A recent introduction at Olive Tree is the Pure Foods texture modified options. “Gone are the days when those who needed to have a modified texture diet are faced with scoops of pureed food of various colours served with gravy”. Pure Foods offers a range that tastes the same as the whole food, is the same colour, and if you take the time to use the moulds available, even looks the same shape. Everything from sausages to carrots. “My personal favourite is the broccoli,” said Downs.
Special occasions are also a feature of the dining service that Downs offers and really enjoys presenting to the residents. “We had a KFC day, for example, where we prepared everything and served it just like you would if you were buying it from the store. Although, of course, I did not have the secret herbs and spices, but ours tasted pretty good.” Recently a Chinese food day was enjoyed; Downs and the team cooked ginger beef, sweet and sour pork, egg foo yong, fried rice, and served it all in takeaway containers. The meal was accompanied by fortune cookies and chopsticks even.

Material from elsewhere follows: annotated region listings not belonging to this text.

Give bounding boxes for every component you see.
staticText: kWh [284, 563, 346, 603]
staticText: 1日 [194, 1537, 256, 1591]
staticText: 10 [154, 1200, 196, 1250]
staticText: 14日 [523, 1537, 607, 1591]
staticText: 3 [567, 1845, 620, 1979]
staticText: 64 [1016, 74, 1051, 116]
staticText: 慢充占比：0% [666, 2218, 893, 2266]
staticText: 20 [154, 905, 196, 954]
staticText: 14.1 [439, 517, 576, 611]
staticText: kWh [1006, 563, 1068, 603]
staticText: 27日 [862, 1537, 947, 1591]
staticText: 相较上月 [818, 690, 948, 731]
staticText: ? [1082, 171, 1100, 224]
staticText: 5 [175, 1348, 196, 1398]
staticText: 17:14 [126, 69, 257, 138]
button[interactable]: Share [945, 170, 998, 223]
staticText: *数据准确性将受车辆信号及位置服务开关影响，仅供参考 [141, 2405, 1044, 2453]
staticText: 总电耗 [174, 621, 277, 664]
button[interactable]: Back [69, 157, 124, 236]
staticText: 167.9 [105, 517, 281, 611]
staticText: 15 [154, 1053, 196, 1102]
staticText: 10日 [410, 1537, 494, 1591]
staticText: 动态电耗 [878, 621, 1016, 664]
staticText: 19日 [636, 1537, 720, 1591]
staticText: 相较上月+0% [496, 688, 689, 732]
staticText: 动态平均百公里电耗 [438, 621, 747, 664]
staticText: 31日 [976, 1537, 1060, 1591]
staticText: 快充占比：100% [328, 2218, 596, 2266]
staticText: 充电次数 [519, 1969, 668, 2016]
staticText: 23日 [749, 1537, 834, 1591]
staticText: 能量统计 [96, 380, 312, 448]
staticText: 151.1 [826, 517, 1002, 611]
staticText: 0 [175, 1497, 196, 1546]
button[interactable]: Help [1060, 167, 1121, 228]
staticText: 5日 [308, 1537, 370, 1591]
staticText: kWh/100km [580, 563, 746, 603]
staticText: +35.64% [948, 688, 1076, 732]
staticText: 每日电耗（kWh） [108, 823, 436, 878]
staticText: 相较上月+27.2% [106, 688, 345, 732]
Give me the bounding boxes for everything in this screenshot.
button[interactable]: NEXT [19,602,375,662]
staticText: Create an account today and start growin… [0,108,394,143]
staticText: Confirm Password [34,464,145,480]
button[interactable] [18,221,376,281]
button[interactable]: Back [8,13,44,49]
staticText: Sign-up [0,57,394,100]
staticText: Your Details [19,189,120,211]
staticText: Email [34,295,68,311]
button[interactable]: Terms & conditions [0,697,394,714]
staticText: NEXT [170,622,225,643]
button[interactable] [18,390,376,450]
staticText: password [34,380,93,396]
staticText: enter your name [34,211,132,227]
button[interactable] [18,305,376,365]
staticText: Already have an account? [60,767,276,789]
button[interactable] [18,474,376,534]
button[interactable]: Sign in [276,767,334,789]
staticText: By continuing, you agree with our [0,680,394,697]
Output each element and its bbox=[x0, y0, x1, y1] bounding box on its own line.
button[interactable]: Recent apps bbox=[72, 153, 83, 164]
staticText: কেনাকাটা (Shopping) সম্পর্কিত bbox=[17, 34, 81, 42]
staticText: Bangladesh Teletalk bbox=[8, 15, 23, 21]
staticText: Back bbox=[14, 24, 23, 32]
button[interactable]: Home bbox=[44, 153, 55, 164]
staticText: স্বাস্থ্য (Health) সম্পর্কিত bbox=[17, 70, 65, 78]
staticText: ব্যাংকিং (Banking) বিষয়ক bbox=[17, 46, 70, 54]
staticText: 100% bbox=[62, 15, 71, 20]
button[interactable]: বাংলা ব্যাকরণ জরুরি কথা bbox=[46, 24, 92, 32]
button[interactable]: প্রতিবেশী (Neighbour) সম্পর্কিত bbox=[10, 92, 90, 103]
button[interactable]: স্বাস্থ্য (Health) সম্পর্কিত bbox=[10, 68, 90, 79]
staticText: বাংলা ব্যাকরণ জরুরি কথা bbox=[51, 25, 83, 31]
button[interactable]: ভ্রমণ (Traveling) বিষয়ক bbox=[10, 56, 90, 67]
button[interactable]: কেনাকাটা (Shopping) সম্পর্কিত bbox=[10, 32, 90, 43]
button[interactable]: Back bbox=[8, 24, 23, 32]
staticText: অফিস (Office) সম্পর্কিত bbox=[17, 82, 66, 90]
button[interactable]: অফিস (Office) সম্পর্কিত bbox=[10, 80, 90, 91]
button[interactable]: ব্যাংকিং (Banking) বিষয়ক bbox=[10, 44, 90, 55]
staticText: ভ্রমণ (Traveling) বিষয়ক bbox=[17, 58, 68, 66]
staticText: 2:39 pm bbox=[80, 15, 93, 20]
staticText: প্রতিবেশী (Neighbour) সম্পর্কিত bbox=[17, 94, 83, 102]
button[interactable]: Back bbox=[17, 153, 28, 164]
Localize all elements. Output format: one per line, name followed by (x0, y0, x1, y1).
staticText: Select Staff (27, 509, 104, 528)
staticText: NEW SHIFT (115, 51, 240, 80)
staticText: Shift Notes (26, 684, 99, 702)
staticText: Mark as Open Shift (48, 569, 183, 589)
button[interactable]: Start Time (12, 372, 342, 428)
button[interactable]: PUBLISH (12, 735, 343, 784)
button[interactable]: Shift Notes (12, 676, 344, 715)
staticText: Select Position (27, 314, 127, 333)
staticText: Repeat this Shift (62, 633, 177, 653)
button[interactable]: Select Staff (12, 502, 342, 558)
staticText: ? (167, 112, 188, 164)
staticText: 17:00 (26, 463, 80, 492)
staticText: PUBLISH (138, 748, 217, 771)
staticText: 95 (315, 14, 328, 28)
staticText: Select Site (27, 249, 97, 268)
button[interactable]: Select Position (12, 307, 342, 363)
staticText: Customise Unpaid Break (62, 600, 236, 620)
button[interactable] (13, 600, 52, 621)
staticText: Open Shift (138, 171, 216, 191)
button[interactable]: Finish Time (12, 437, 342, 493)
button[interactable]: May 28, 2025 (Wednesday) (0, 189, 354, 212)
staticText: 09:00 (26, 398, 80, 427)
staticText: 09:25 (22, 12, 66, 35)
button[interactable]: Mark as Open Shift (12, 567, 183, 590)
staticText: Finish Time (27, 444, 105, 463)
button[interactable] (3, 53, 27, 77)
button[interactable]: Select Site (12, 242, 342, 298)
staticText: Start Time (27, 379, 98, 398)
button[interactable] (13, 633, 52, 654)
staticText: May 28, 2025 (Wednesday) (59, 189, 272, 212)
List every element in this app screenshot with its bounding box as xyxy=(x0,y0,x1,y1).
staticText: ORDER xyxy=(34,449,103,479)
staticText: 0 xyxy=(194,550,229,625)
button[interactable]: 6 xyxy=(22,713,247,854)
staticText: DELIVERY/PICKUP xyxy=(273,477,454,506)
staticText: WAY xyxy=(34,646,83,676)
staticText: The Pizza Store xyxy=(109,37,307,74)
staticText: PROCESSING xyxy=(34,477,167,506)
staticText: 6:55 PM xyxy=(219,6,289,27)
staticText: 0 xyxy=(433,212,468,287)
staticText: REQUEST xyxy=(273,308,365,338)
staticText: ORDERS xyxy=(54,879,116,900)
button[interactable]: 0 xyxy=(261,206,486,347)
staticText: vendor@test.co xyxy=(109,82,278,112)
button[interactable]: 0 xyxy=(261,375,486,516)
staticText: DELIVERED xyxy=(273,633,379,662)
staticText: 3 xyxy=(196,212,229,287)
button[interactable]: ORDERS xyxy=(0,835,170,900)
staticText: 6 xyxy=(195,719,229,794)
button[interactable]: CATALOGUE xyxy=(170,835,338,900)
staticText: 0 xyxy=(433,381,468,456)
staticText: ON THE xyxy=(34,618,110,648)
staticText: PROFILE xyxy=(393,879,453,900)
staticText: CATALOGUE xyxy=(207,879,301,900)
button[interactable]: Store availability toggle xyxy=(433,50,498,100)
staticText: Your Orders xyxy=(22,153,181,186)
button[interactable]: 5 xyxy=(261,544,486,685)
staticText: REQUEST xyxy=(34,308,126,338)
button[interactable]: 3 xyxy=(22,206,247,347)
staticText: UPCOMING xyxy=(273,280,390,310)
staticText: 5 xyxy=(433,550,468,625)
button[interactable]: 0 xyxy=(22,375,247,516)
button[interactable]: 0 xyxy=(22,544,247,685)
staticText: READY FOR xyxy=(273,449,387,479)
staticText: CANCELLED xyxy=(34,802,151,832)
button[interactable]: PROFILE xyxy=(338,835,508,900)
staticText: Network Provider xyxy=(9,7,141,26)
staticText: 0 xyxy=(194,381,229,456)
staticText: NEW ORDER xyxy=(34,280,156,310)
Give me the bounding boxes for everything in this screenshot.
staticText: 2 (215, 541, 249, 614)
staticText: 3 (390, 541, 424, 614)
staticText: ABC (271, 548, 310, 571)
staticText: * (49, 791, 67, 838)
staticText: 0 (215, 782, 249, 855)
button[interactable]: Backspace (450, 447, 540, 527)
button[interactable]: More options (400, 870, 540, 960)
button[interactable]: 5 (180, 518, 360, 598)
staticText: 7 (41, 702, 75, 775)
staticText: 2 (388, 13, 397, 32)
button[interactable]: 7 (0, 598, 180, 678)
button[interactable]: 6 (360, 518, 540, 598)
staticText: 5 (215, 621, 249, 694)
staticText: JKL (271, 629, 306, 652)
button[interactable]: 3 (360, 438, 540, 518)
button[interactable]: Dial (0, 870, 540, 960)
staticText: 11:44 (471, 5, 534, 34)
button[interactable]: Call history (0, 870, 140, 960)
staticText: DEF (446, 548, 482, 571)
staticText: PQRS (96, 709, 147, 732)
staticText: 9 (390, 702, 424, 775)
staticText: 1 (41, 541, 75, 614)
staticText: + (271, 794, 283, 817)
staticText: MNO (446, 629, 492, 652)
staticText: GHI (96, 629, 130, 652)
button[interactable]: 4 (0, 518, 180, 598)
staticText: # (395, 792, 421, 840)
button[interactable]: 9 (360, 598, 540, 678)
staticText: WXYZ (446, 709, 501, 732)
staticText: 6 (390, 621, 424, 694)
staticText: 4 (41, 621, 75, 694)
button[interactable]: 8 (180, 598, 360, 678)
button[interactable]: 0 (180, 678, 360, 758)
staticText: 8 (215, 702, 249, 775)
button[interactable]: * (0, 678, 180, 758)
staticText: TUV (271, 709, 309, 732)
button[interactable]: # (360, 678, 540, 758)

Downs is self-taught, and among the skills she has picked up is a real flair for cake decorating. An annual feature that residents, staff and visitors alike look forward to, is the Christmas cake. “My food philosophy is simple—food is central to home life, this is our residents’ home, and my passion is to see them enjoying their meal in the same way I like to see my friends and family enjoy a meal I serve at home”.